Klage gegen Deutsche Bank
Leo Kirch fordert mehr Milliarden

Der Medienunternehmer Leo Kirch hat seine gerichtlichen Schadensersatzforderungen gegen die Deutsche Bank nach Informationen der "Süddeutschen Zeitung" von 1,6 auf 3,7 Milliarden Euro erhöht.

HB MÜNCHEN. Kirch macht die Deutsche Bank für den Zusammenbruch seines Film- und Fernsehkonzerns im Jahr 2002 verantwortlich. Die Deutsche Bank äußere sich dazu nicht, heißt es in dem Vorabbericht.

Die "SZ" beruft sich auf Angaben aus dem Kreis der Kirch-Gläubiger. Demnach macht der 81 Jahre alte Medienunternehmer in dem seit Jahren währenden Rechtsstreit mit der Deutschen Bank bei Gericht nun zusätzlich 2,1 Milliarden Euro für seine Anteile an der ProSiebenSat.1 Media AG geltend. Kirch hatte die aus den Sendern Sat1, ProSieben, Kabel1 und dem Nachrichtenkanal N24 bestehende TV-Familie aufgebaut und war bis zu seiner Pleite Mehrheitsaktionär gewesen.

In einem Ende 2007 beim Landgericht München eingereichten Schriftsatz rechne Kirch vor, seine damaligen Anteile seien 2,1 Milliarden Euro wert gewesen, berichtet die "Süddeutsche Zeitung". Zwischen dem Medienunternehmer und den meisten Gläubigern sei verabredet, dass man eventuelle Schadensersatzzahlungen des Finanzinstituts untereinander aufteile. Im Gegenzug unterstützen diese Gläubiger das Vorgehen gegen die Deutsche Bank.

Beim Münchner Landgericht sei bereits eine Klage Kirchs über 1,6 Milliarden Euro abhängig. Diesen Betrag fordere der Medienhändler für seinen früheren Anteil von 40 Prozent am Springer -Verlag. Die Springer -Beteiligung war durch die Insolvenz ebenfalls verloren gegangen. Kirchs Springer -Aktien hatten der Deutschen Bank als Sicherheit für einen an Großkredit für Kirch gedient.

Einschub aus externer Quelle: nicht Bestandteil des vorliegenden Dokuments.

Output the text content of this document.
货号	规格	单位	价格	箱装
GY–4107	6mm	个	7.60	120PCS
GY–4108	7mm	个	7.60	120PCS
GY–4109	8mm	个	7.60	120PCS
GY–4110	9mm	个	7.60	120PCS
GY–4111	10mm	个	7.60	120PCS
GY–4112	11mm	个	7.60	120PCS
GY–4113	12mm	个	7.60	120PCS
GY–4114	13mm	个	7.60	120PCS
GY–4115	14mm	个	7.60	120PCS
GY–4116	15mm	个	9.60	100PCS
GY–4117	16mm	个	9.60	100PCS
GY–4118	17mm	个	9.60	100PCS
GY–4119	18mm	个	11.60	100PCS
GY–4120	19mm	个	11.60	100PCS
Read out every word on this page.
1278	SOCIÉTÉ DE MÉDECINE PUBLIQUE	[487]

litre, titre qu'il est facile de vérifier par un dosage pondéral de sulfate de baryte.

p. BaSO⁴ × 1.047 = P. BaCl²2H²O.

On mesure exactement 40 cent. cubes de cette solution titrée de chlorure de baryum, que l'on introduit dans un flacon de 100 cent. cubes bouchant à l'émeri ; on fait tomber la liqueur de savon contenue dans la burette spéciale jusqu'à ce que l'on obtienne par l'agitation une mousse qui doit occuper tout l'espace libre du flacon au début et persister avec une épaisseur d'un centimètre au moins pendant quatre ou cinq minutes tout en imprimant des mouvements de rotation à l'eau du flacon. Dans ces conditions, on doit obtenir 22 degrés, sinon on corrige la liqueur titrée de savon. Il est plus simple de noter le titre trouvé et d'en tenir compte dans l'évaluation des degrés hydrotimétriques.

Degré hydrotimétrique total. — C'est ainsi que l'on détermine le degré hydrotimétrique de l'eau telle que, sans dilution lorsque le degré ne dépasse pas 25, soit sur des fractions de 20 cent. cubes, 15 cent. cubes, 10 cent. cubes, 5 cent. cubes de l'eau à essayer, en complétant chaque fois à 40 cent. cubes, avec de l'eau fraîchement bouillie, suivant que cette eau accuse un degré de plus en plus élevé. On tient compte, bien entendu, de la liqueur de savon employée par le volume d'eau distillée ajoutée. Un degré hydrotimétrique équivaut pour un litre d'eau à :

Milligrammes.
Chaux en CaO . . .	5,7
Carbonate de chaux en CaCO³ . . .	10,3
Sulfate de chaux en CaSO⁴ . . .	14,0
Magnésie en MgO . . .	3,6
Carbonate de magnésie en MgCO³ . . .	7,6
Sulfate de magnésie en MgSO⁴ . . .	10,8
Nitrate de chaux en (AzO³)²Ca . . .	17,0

Beim Bundesgerichtshof hatte Kirch gegen die Deutsche Bank vor zwei Jahren einen grundsätzlichen Schadensersatzanspruch erstritten. Anlass war ein Fernsehinterview vom Februar 2002, in dem sich der damalige Bankchef Rolf Breuer kritisch über die finanzielle Lage des Münchner Medienunternehmers geäußert hatte.

Zwei Monate später war Kirch pleite und schob die Schuld auf Breuer, weil der Vorstandssprecher der Deutschen Bank die Kreditfähigkeit der Film- und Fernsehgruppe bezweifelt habe. Der BGH entschied, das Finanzinstitut habe mit Breuers TV-Interview seine vertraglichen Pflichten gegenüber dem Kreditkunden Kirch verletzt. Das Gericht riet allerdings dazu, sich außergerichtlich über die Höhe des Schadensersatzes zu einigen. Nun macht der Medienhändler offenbar Schadensersatz geltend.